Presidente do Chile substitui ministros políticos a três meses do plebiscito sobre uma nova Constituição

Rocío Montes
O presidente do Chile, Sebastián Piñera, no palácio de La Moneda, em junho.
O presidente do Chile, Sebastián Piñera, no palácio de La Moneda, em junho.Marcelo Segura (Efe)

A três meses do plebiscito sobre a nova Constituição, marcado para 25 de outubro, o presidente Sebastián Piñera tenta conter a crise do governismo chileno com uma nova mudança de Gabinete. A menos de dois meses do último movimento importante de ministros, o mandatário optou novamente por transformações de fundo com o objetivo de conter a rebelião dos partidos de direita, que ficou exposta nas últimas semanas com o apoio de deputados governistas a uma reforma que permitirá o saque de 10% das contas previdenciárias, aprovada no Congresso apesar dos esforços contrários do Governo.
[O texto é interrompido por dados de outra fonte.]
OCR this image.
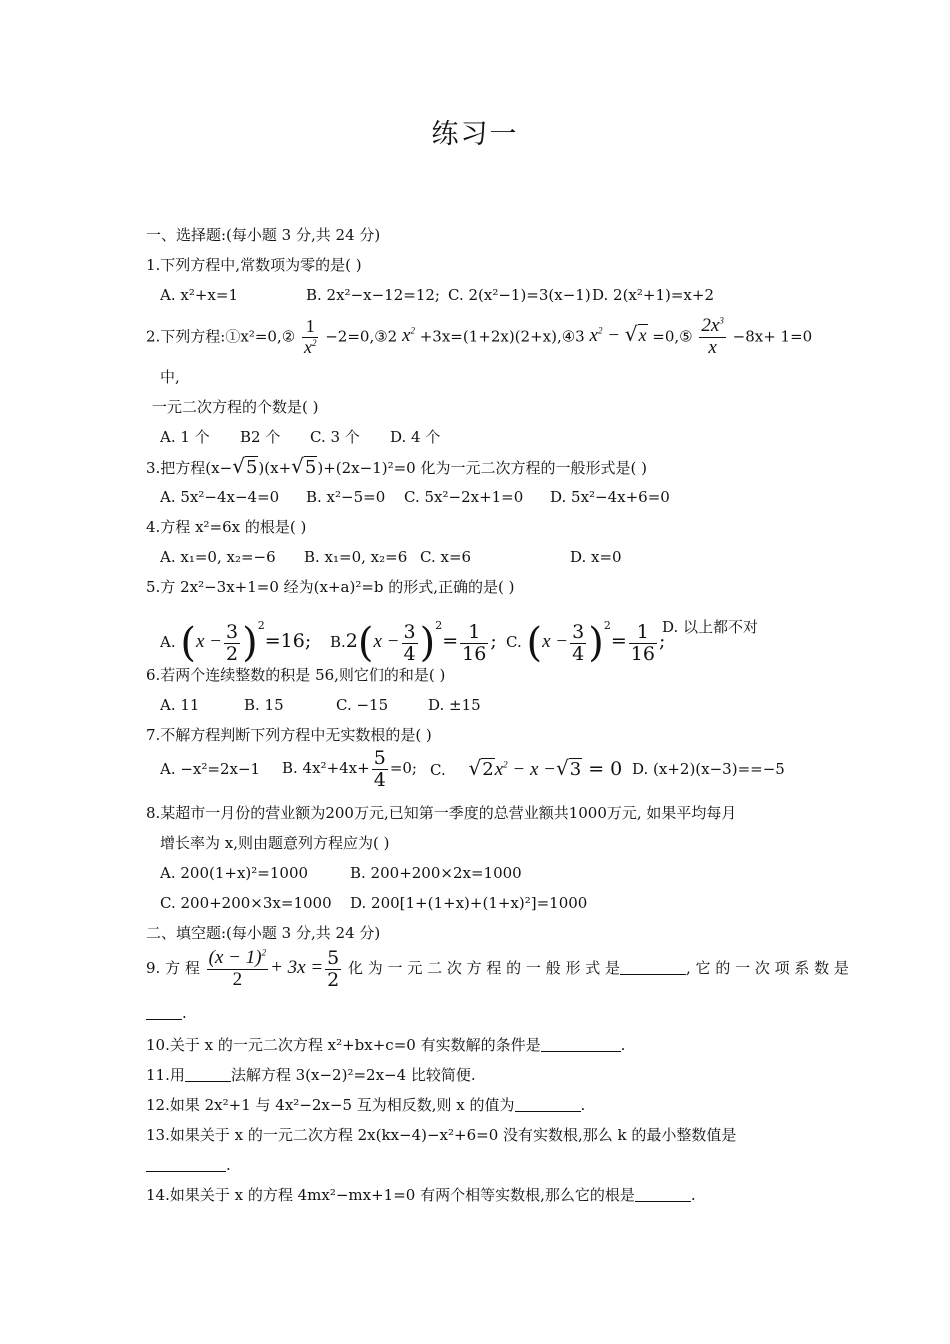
练习一
一、选择题:(每小题 3 分,共 24 分)
1.下列方程中,常数项为零的是( )
A. x²+x=1	B. 2x²−x−12=12; C. 2(x²−1)=3(x−1) D. 2(x²+1)=x+2
2.下列方程:①x²=0,② $\frac{1}{x^2}$ −2=0,③2 $x^2$ +3x=(1+2x)(2+x),④3 $x^2 - √x$ =0,⑤ $\frac{2x^3}{x} -8x+ 1=0$
中,
一元二次方程的个数是( )
A. 1 个 B2 个 C. 3 个 D. 4 个
3.把方程(x−√5)(x+√5)+(2x−1)²=0 化为一元二次方程的一般形式是( )
A. 5x²−4x−4=0 B. x²−5=0 C. 5x²−2x+1=0 D. 5x²−4x+6=0
4.方程 x²=6x 的根是( )
A. x₁=0, x₂=−6 B. x₁=0, x₂=6 C. x=6	D. x=0
5.方 2x²−3x+1=0 经为(x+a)²=b 的形式,正确的是( )
A. $(x - \frac{3}{2} )^2=16$; $B.2(x - \frac{3}{4} )^2= \frac{1}{16}$ ; C. $(x - \frac{3}{4} )^2= \frac{1}{16}$ ;
D. 以上都不对
6.若两个连续整数的积是 56,则它们的和是( )
A. 11	B. 15	C. −15	D. ±15
7.不解方程判断下列方程中无实数根的是( )
A. −x²=2x−1 B. $4x^2+4x+ \frac{5}{4} =0$; C. $√2x^2 - x -√3 = 0$ D. (x+2)(x−3)==−5
8.某超市一月份的营业额为200万元,已知第一季度的总营业额共1000万元, 如果平均每月
增长率为 x,则由题意列方程应为( )
A. 200(1+x)²=1000	B. 200+200×2x=1000
C. 200+200×3x=1000 D. 200[1+(1+x)+(1+x)²]=1000
二、填空题:(每小题 3 分,共 24 分)
9. 方 程 $\frac{(x - 1)^2}{2} + 3x = \frac{5}{2}$ 化 为 一 元 二 次 方 程 的 一 般 形 式 是	, 它 的 一 次 项 系 数 是
.
10.关于 x 的一元二次方程 x²+bx+c=0 有实数解的条件是	.
11.用	法解方程 3(x−2)²=2x−4 比较简便.
12.如果 2x²+1 与 4x²−2x−5 互为相反数,则 x 的值为	.
13.如果关于 x 的一元二次方程 2x(kx−4)−x²+6=0 没有实数根,那么 k 的最小整数值是
.
14.如果关于 x 的方程 4mx²−mx+1=0 有两个相等实数根,那么它的根是	.
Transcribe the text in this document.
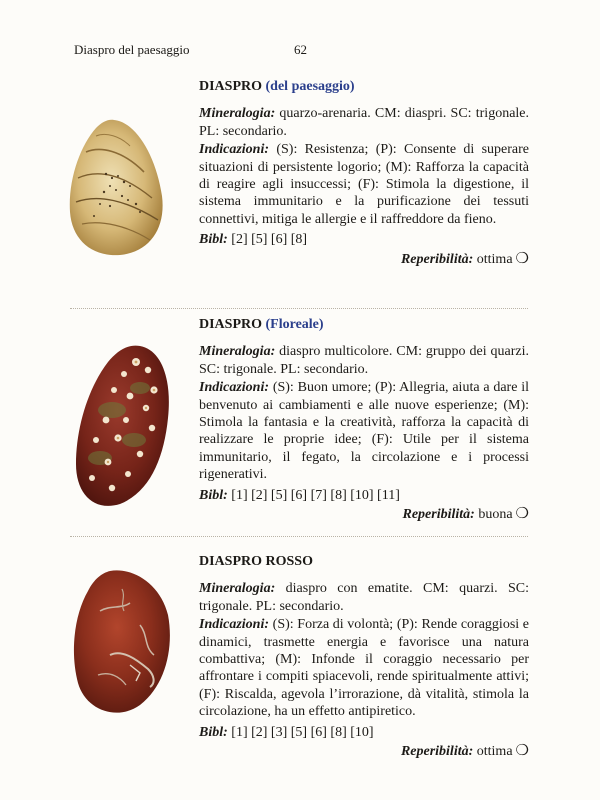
Diaspro del paesaggio	62
DIASPRO (del paesaggio)

Mineralogia: quarzo-arenaria. CM: diaspri. SC: trigonale. PL: secondario.

Indicazioni: (S): Resistenza; (P): Consente di superare situazioni di persistente logorio; (M): Rafforza la capacità di reagire agli insuccessi; (F): Stimola la digestione, il sistema immunitario e la purificazione dei tessuti connettivi, mitiga le allergie e il raffreddore da fieno.

Bibl: [2] [5] [6] [8]

Reperibilità: ottima ❍
DIASPRO (Floreale)

Mineralogia: diaspro multicolore. CM: gruppo dei quarzi. SC: trigonale. PL: secondario.

Indicazioni: (S): Buon umore; (P): Allegria, aiuta a dare il benvenuto ai cambiamenti e alle nuove esperienze; (M): Stimola la fantasia e la creatività, rafforza la capacità di realizzare le proprie idee; (F): Utile per il sistema immunitario, il fegato, la circolazione e i processi rigenerativi.

Bibl: [1] [2] [5] [6] [7] [8] [10] [11]

Reperibilità: buona ❍
DIASPRO ROSSO

Mineralogia: diaspro con ematite. CM: quarzi. SC: trigonale. PL: secondario.

Indicazioni: (S): Forza di volontà; (P): Rende coraggiosi e dinamici, trasmette energia e favorisce una natura combattiva; (M): Infonde il coraggio necessario per affrontare i compiti spiacevoli, rende spiritualmente attivi; (F): Riscalda, agevola l’irrorazione, dà vitalità, stimola la circolazione, ha un effetto antipiretico.

Bibl: [1] [2] [3] [5] [6] [8] [10]

Reperibilità: ottima ❍
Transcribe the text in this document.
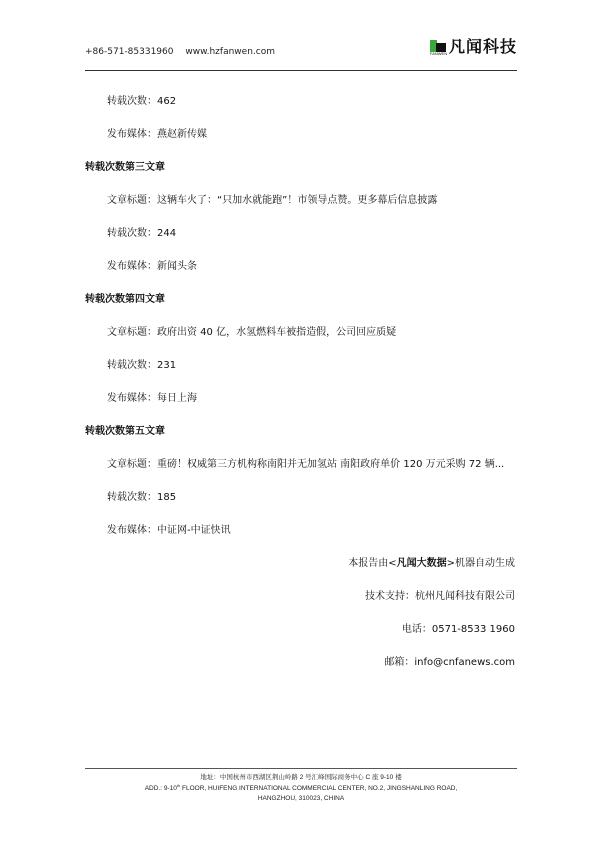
+86-571-85331960 www.hzfanwen.com	FANWEN 凡闻科技
转载次数：462
发布媒体：燕赵新传媒
转载次数第三文章
文章标题：这辆车火了：“只加水就能跑”！市领导点赞。更多幕后信息披露
转载次数：244
发布媒体：新闻头条
转载次数第四文章
文章标题：政府出资 40 亿，水氢燃料车被指造假，公司回应质疑
转载次数：231
发布媒体：每日上海
转载次数第五文章
文章标题：重磅！权威第三方机构称南阳并无加氢站 南阳政府单价 120 万元采购 72 辆...
转载次数：185
发布媒体：中证网-中证快讯
本报告由<凡闻大数据>机器自动生成
技术支持：杭州凡闻科技有限公司
电话：0571-8533 1960
邮箱：info@cnfanews.com
地址：中国杭州市西湖区荆山岭路 2 号汇峰国际商务中心 C 座 9-10 楼
ADD.: 9-10th FLOOR, HUIFENG INTERNATIONAL COMMERCIAL CENTER, NO.2, JINGSHANLING ROAD,
HANGZHOU, 310023, CHINA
Nesta ocasião, entretanto, Piñera decidiu remover seu ministro do Interior, Gonzalo Blumel, que será substituído por Víctor Pérez, um dirigente forte do partido UDI, hoje senador e com ampla experiência política, e que é contrário à adoção de uma nova Carta Magna.

É a quinta mudança de Gabinete desde que Piñera assumiu seu segundo mandato, em março de 2018. Ocorre com 19 meses de Governo pela frente e com sete eleições importantes em 2020 e 2021, incluindo as parlamentares e presidenciais de novembro do ano que vem. Logo depois das revoltas sociais de outubro e de uma pandemia que superou as previsões do Executivo ― com 9.240 mortos confirmados até o momento ―, o presidente precisa reconstruir sua Administração em meio a uma crise insólita do La Moneda com os partidos da coalizão Chile Vamos, que em boa parte deixaram de apoiá-lo. Foram os partidos de direita que pressionaram por esta mudança de Gabinete, marcado pelo ingresso de figuras robustas desse setor. É, portanto, uma mudança de equipe que busca contentar o governismo e nem tanto entregar sinais à opinião pública, que novamente retirou seu respaldo ao mandatário (apenas 12% o mantêm, segundo a última pesquisa do Cadem).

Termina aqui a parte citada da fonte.